Wednesday 23 May 2007

Twenty yards from Love

This post will probably be somewhat useless, but I'm trying to define a correct attitude for relating to someone who lives on the street, and I'm starting to think that there isn't one, unless we really are "in the same boat". This said, I've been relatively good in the past. The guys in my street really liked me, even though I was not giving them a penny most of the time and jockingly told them to get a job. They respected me for not engaging in charity. Danielle: she's tough, she's always telling us to get off and go to this and that place.

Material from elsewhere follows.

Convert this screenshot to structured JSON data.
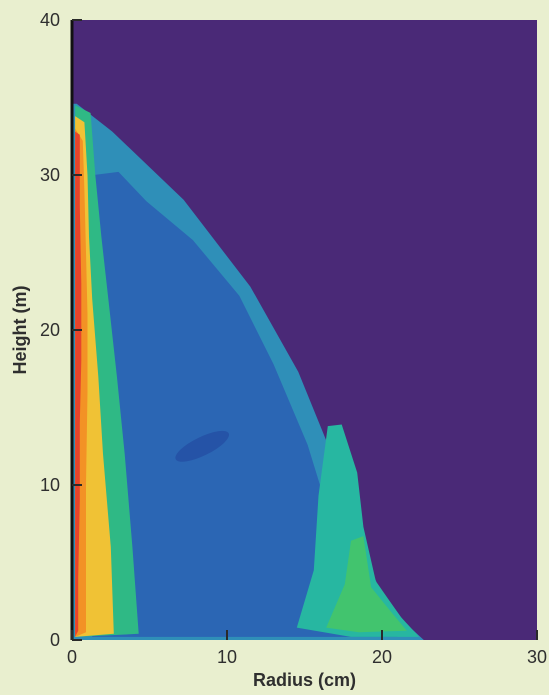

Maybe I should owe up to flirting quite a bit -I think flirting is a gift from God-. I would not say much, but I would convey something along the line of "look, I like you, we live in a nice social democratic country, plenty of services, so if you stay here it's your fault, if it was me I'd go". I flirt like there's no tomorrow, who around here is a feeling a bit unloved? Don't you guys know how God loves every single hair on your head? And (on occasions) I do to: I won't let you grow cold, hungry, or desperate.

Fortunately, I don't overestimate the hardship they're in. Sleeping on the street is tough, but manageable. I've done it (not often) but enough to know. So it doesn't freak me out quite that much, and I don't engage in condescending -at least I try not to-. If they complain about some stuff, I will listen and then de-escalate and complain about my own very hard life (usually something real like: I don't get on with my boss).

I think they knew that they could ask me for help if something came up. When I saw one regular smiling guy really scared one day, almost tearful, he really needed five euros, and wanted to kneel in front of me (FUCKING HELL MAN!) so I would give them to him. I didn't believe his story but I thought it might be a good idea to do so.

This guy later helped me reach a defensive newcomer who wouldn't trust anyone but him, and me by extension: on that day, we got him to leave the spot he'd been surviving in for one week. I miss living near St Maurice Church: 20 yards from you and twenty yards from God.